The economy contracted at a 31.4% pace in the second quarter, the deepest decline since the government started keeping records in 1947. With government money gone, growth estimates for the fourth quarter have been slashed to as low as a 3% rate from above a 10% pace.
“We expect some moderation in the pace of housing starts in the fourth quarter as a resurgence in COVID-19 cases, a slow recovery and a weak labor market take a toll on the resilient housing sector,” said Nancy Vanden Houten, lead economist at Oxford Economics in New York. “However, in the immediate term, the risk may be for further upside surprises.”
Overall permits for future homebuilding increased 5.2% to a rate of 1.553 million units in September, the highest since March 2007. Multi-family building permits slipped 0.9% to a rate of 434,000 units.
“The relative strength of single-family construction compared to multifamily units could partly reflect a shift in housing demand away from multifamily structures in more densely populated cities and towards single-family units in suburbs and less populated areas,” said Veronica Clark, an economist at Citigroup in New York. “This trend would also be consistent with softer rents but resilient house prices recently.”
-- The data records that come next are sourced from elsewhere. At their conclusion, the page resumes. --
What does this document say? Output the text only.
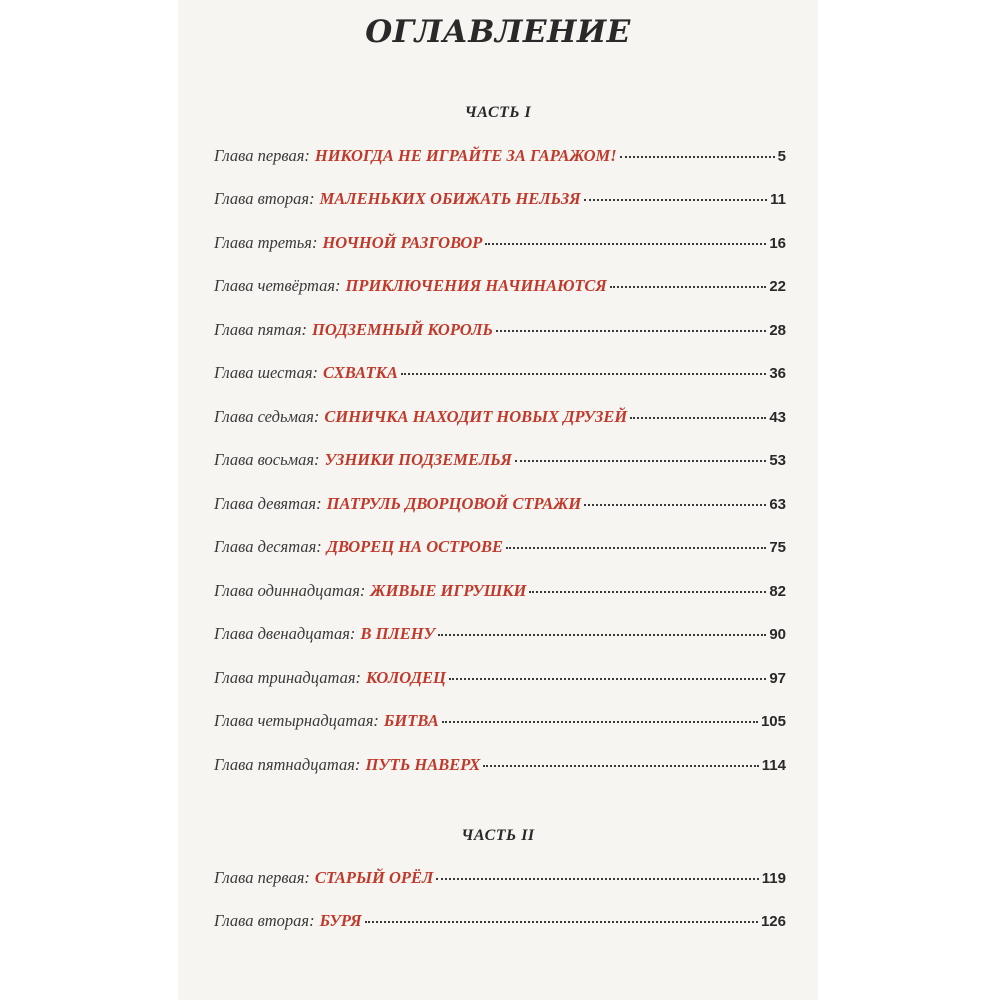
ОГЛАВЛЕНИЕ
ЧАСТЬ I
Глава первая: НИКОГДА НЕ ИГРАЙТЕ ЗА ГАРАЖОМ!	5
Глава вторая: МАЛЕНЬКИХ ОБИЖАТЬ НЕЛЬЗЯ	11
Глава третья: НОЧНОЙ РАЗГОВОР	16
Глава четвёртая: ПРИКЛЮЧЕНИЯ НАЧИНАЮТСЯ	22
Глава пятая: ПОДЗЕМНЫЙ КОРОЛЬ	28
Глава шестая: СХВАТКА	36
Глава седьмая: СИНИЧКА НАХОДИТ НОВЫХ ДРУЗЕЙ	43
Глава восьмая: УЗНИКИ ПОДЗЕМЕЛЬЯ	53
Глава девятая: ПАТРУЛЬ ДВОРЦОВОЙ СТРАЖИ	63
Глава десятая: ДВОРЕЦ НА ОСТРОВЕ	75
Глава одиннадцатая: ЖИВЫЕ ИГРУШКИ	82
Глава двенадцатая: В ПЛЕНУ	90
Глава тринадцатая: КОЛОДЕЦ	97
Глава четырнадцатая: БИТВА	105
Глава пятнадцатая: ПУТЬ НАВЕРХ	114
ЧАСТЬ II
Глава первая: СТАРЫЙ ОРЁЛ	119
Глава вторая: БУРЯ	126
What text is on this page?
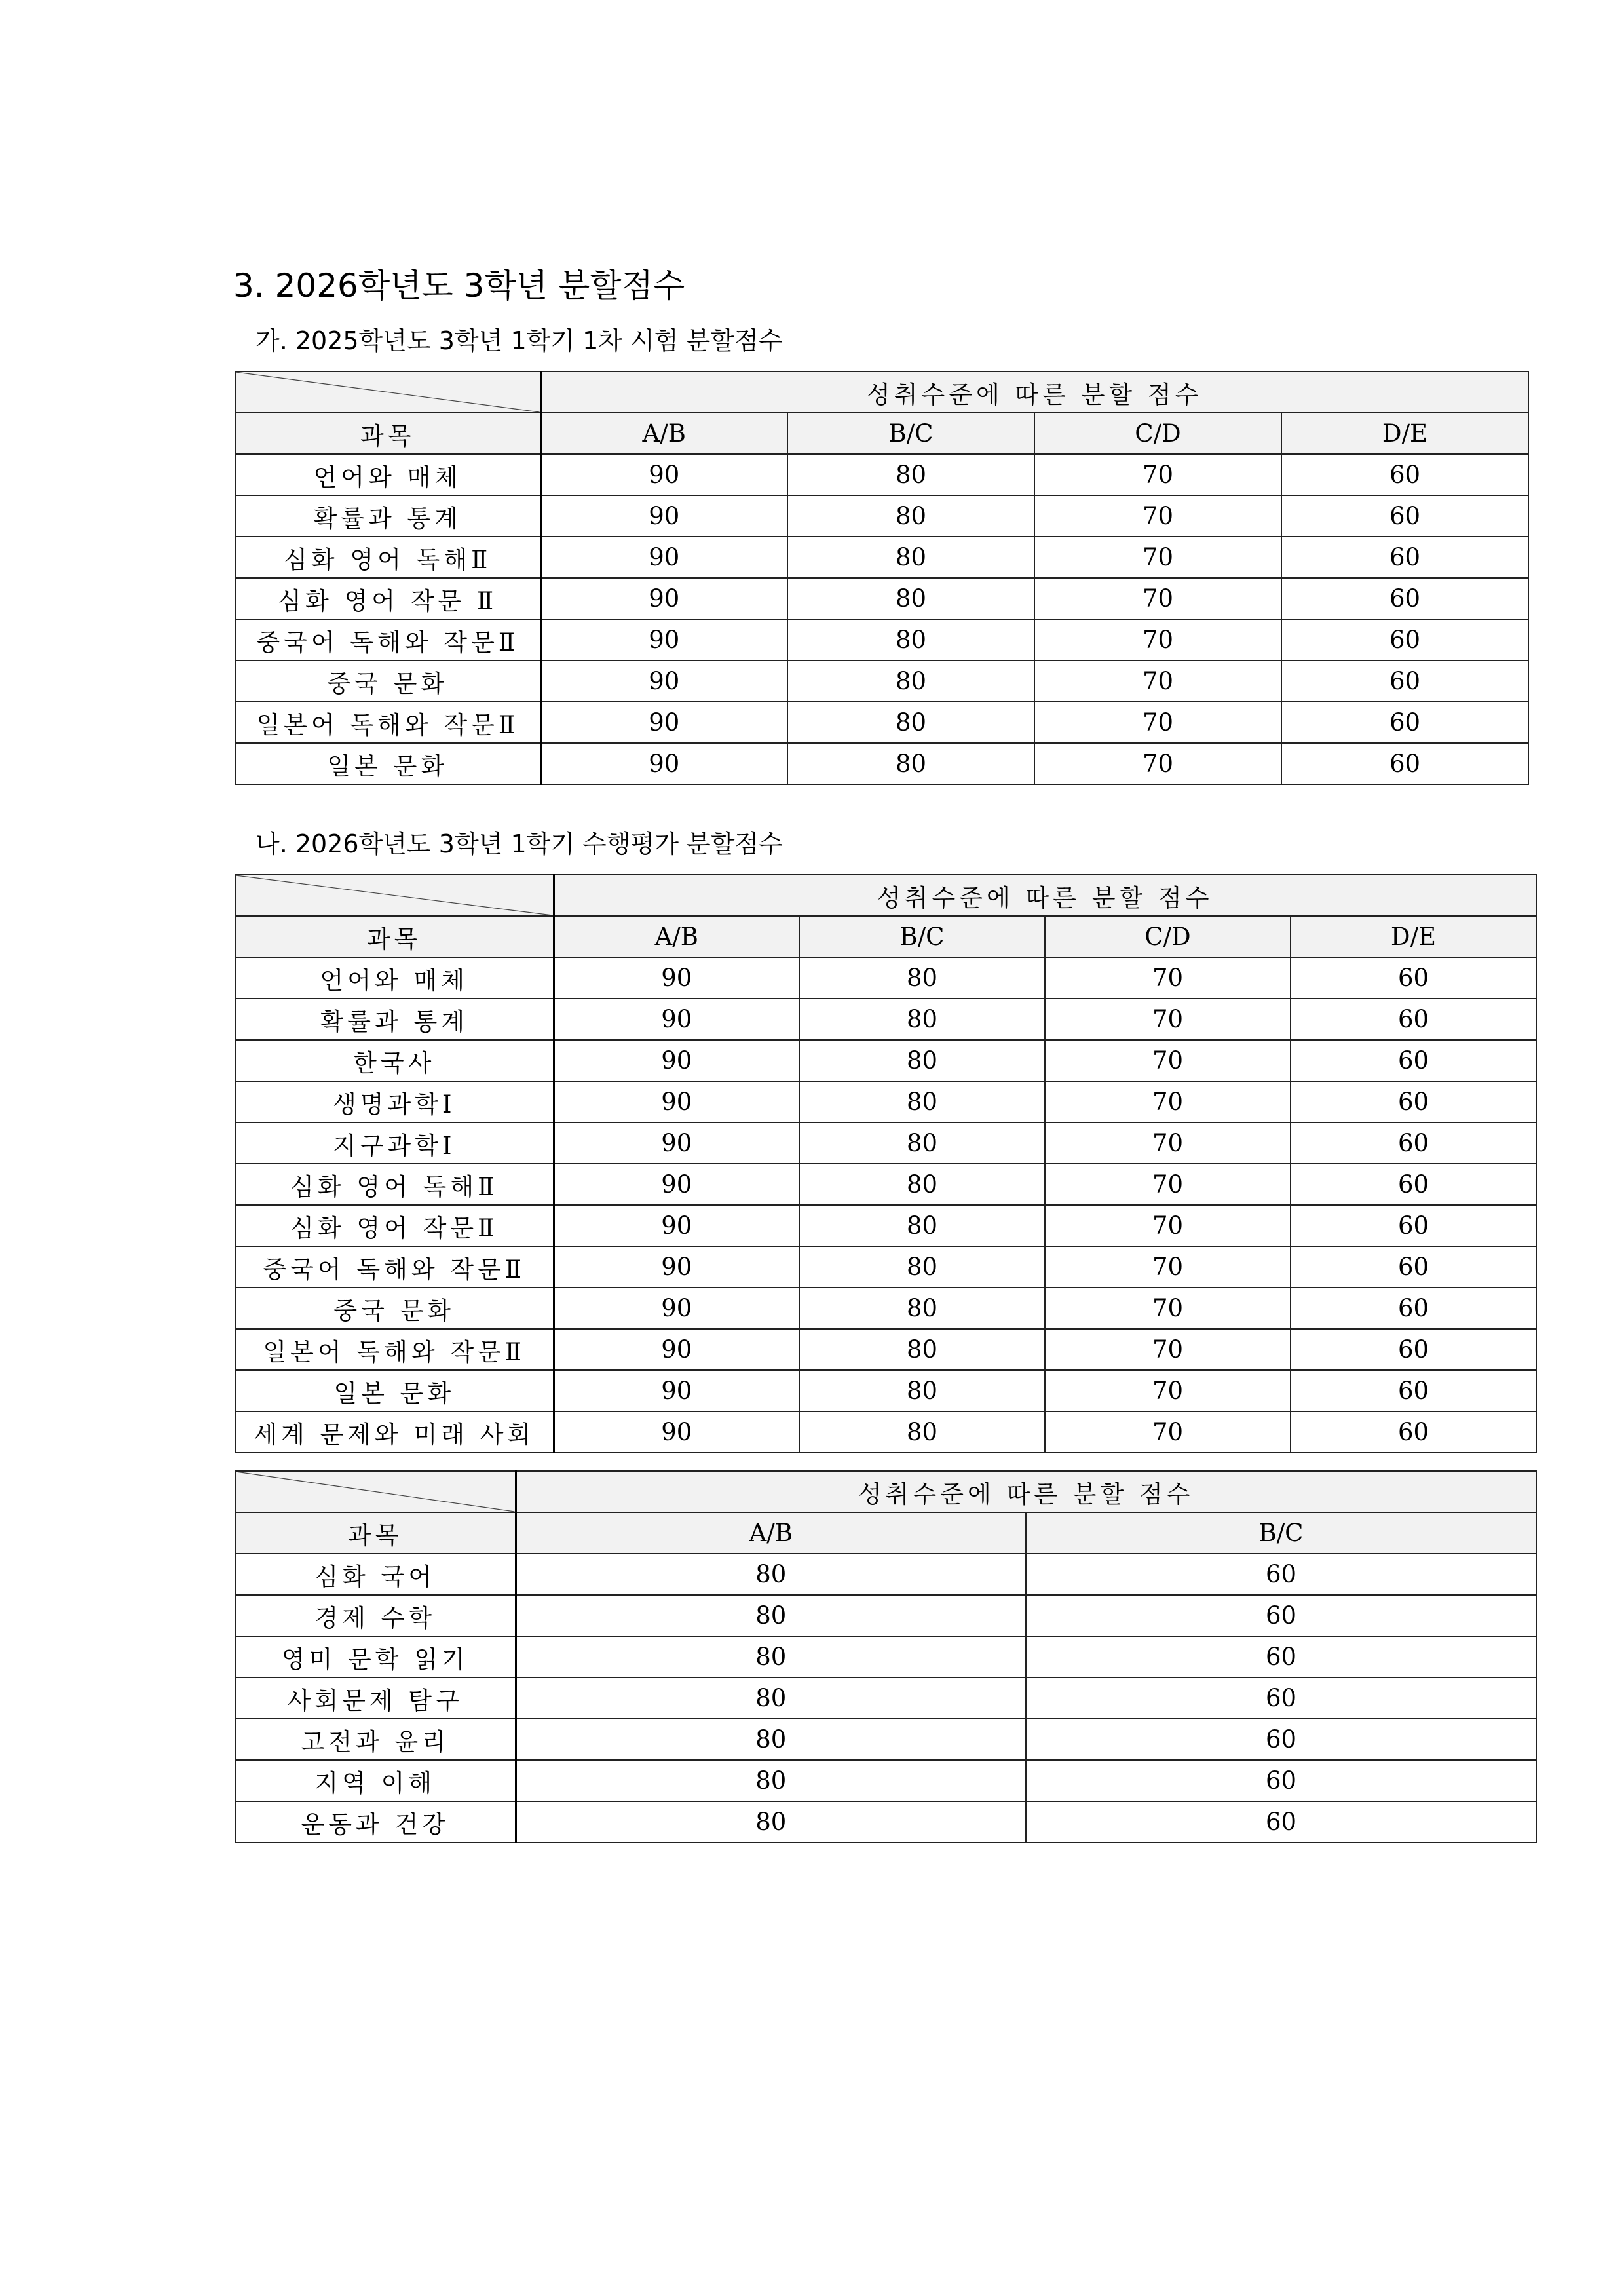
3. 2026학년도 3학년 분할점수
가. 2025학년도 3학년 1학기 1차 시험 분할점수
	성취수준에 따른 분할 점수			
과목	A/B	B/C	C/D	D/E
언어와 매체	90	80	70	60
확률과 통계	90	80	70	60
심화 영어 독해Ⅱ	90	80	70	60
심화 영어 작문 Ⅱ	90	80	70	60
중국어 독해와 작문Ⅱ	90	80	70	60
중국 문화	90	80	70	60
일본어 독해와 작문Ⅱ	90	80	70	60
일본 문화	90	80	70	60
나. 2026학년도 3학년 1학기 수행평가 분할점수
	성취수준에 따른 분할 점수			
과목	A/B	B/C	C/D	D/E
언어와 매체	90	80	70	60
확률과 통계	90	80	70	60
한국사	90	80	70	60
생명과학Ⅰ	90	80	70	60
지구과학Ⅰ	90	80	70	60
심화 영어 독해Ⅱ	90	80	70	60
심화 영어 작문Ⅱ	90	80	70	60
중국어 독해와 작문Ⅱ	90	80	70	60
중국 문화	90	80	70	60
일본어 독해와 작문Ⅱ	90	80	70	60
일본 문화	90	80	70	60
세계 문제와 미래 사회	90	80	70	60
	성취수준에 따른 분할 점수	
과목	A/B	B/C
심화 국어	80	60
경제 수학	80	60
영미 문학 읽기	80	60
사회문제 탐구	80	60
고전과 윤리	80	60
지역 이해	80	60
운동과 건강	80	60
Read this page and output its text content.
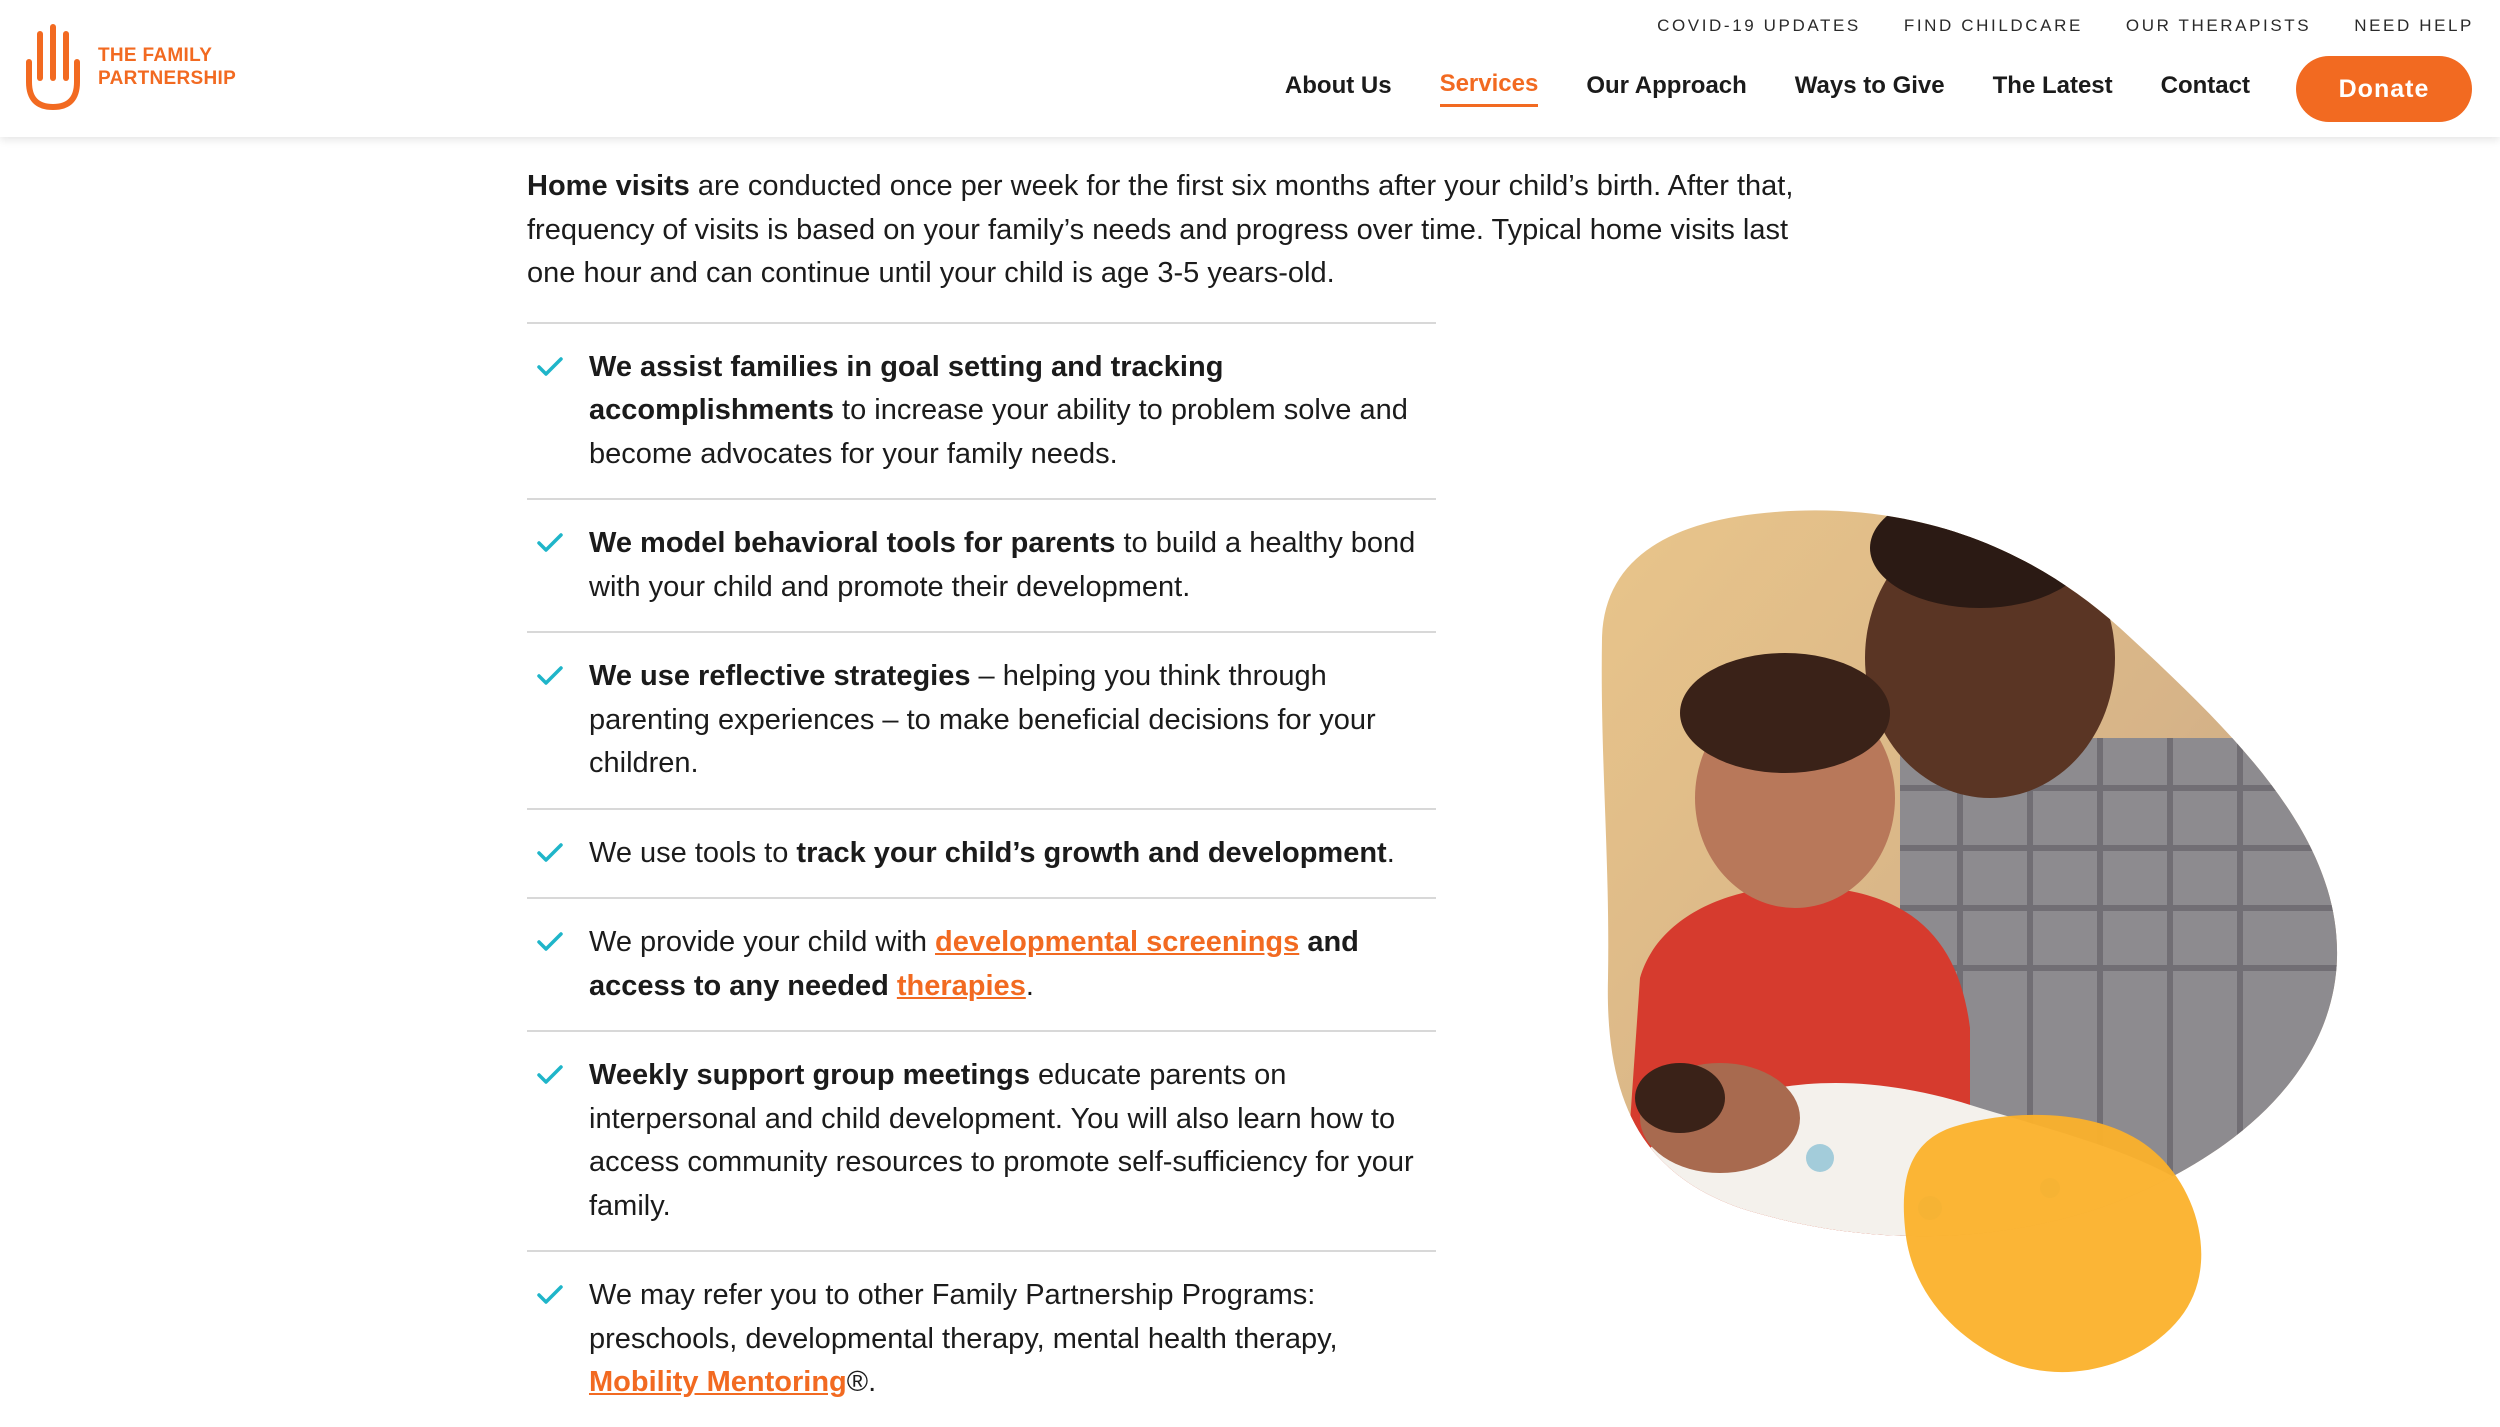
THE FAMILY
PARTNERSHIP
COVID-19 UPDATES	FIND CHILDCARE	OUR THERAPISTS	NEED HELP
About Us Services Our Approach Ways to Give The Latest Contact	Donate

Home visits are conducted once per week for the first six months after your child’s birth. After that, frequency of visits is based on your family’s needs and progress over time. Typical home visits last one hour and can continue until your child is age 3-5 years-old.

We assist families in goal setting and tracking accomplishments to increase your ability to problem solve and become advocates for your family needs.
We model behavioral tools for parents to build a healthy bond with your child and promote their development.
We use reflective strategies – helping you think through parenting experiences – to make beneficial decisions for your children.
We use tools to track your child’s growth and development.
We provide your child with developmental screenings and access to any needed therapies.
Weekly support group meetings educate parents on interpersonal and child development. You will also learn how to access community resources to promote self-sufficiency for your family.
We may refer you to other Family Partnership Programs: preschools, developmental therapy, mental health therapy, Mobility Mentoring®.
Housing completions vaulted 15.3% to a rate of 1.413 million units last month, the highest since August 2007. Realtors estimate that housing starts and completion rates need to be in a range of 1.5 million to 1.6 million units per month to close the inventory gap. The stock of housing under construction was unchanged at a rate of 1.209 million units.
“We expect housing starts for the year to total around 1.4 million units,” said David Berson, chief economist at Nationwide in Columbus, Ohio. “This is one of those very rare periods when starts will rise during a recession year.”